BLiSS*Adelaide 2020

Last week I “attended” another virtual conference, this time a Science & Innovation meeting held by EMCR’s for EMCR’s (Early/Mid-Career Researchers) with a strong focus on multidisciplinary collaboration across local institutions, called BLiSS*Adelaide.

The organisers did a great job pivoting and adapting to an online format, with sessions spread over four mornings throughout the week. This was some well-thought through scheduling to avoid Zoom-fatigue! The opening keynote was delivered by Dr Cathy Foley, Chief Scientist at CSIRO, and there was an engaging program of speakers each day as well as networking opportunities via “breakout rooms”.

Delegates were able to present their research via short 3-minute pre-recorded “Science Bites” and my contribution was called “Powerful Imaging Techniques for Palaeontology”. I am pleased to announce that I was awarded the Best Science Bites Presentation (People’s Choice – Lights, Camera, Action!) at the BLiSS*Adelaide 2020 Virtual Conference!

Many thanks to all who voted for my presentation, and thanks to the organisers and sponsors of the event which enabled such a great event to go ahead.

SVP goes virtual

The Society of Vertebrate Paleontology (SVP) is an educational and scientific society that holds an annual meeting each year (you may remember my visit to SVP in Brisbane last year). The SVP conference is usually the largest collection (accumulation?) of vertebrate palaeontologists and was due to be held in Cincinnati this year for it’s 80th iteration. Alas, as we well know, 2020 has not gone to anyone’s plan and so for the first time in it’s history, SVP went fully virtual!
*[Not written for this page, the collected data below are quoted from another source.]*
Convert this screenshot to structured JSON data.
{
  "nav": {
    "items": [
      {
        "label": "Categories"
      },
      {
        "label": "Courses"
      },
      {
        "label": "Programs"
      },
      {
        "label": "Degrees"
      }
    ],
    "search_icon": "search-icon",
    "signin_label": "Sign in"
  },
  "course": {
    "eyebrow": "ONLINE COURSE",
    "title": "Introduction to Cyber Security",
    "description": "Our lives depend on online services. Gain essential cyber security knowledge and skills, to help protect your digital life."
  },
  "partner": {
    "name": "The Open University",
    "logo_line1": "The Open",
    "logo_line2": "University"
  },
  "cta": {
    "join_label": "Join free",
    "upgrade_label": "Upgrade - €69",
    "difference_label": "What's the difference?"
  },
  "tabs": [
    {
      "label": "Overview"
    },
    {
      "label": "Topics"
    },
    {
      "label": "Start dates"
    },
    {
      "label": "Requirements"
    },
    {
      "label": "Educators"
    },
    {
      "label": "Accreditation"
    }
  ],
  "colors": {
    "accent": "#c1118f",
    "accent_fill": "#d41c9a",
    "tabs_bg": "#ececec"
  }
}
I was honoured to be invited to participate in a special symposium “Frontiers in Paleoneurology and Neurosensory Evolution” convened by Alan Turner & Amy Balanoff. My talk was entitled “Brain-braincase relationships across the fish-tetrapod transition” and provided me with a great opportunity to show some recent work myself and colleagues have been doing on the brains of living fish and salamanders, as well as some braincases of ~340-375 million year old tetrapod-like fossil fish.

For those “attending” the conference, you can access my presentation via this direct link.

The conference organisers have done an amazing job adapting to the virtual format and accommodating scientists from across the globe in almost every conceivable time zone. We were able to watch pre-recorded presentations in our own time, but then there were live Q&A sessions attached to each theme.

It’s been really wonderful to be able to participate in this meeting during a year when large gatherings and overseas travel seem but a distant memory, but sharing our work and speaking with other scientists remains vital for continued sharing of knowledge and the overall advancement of our field.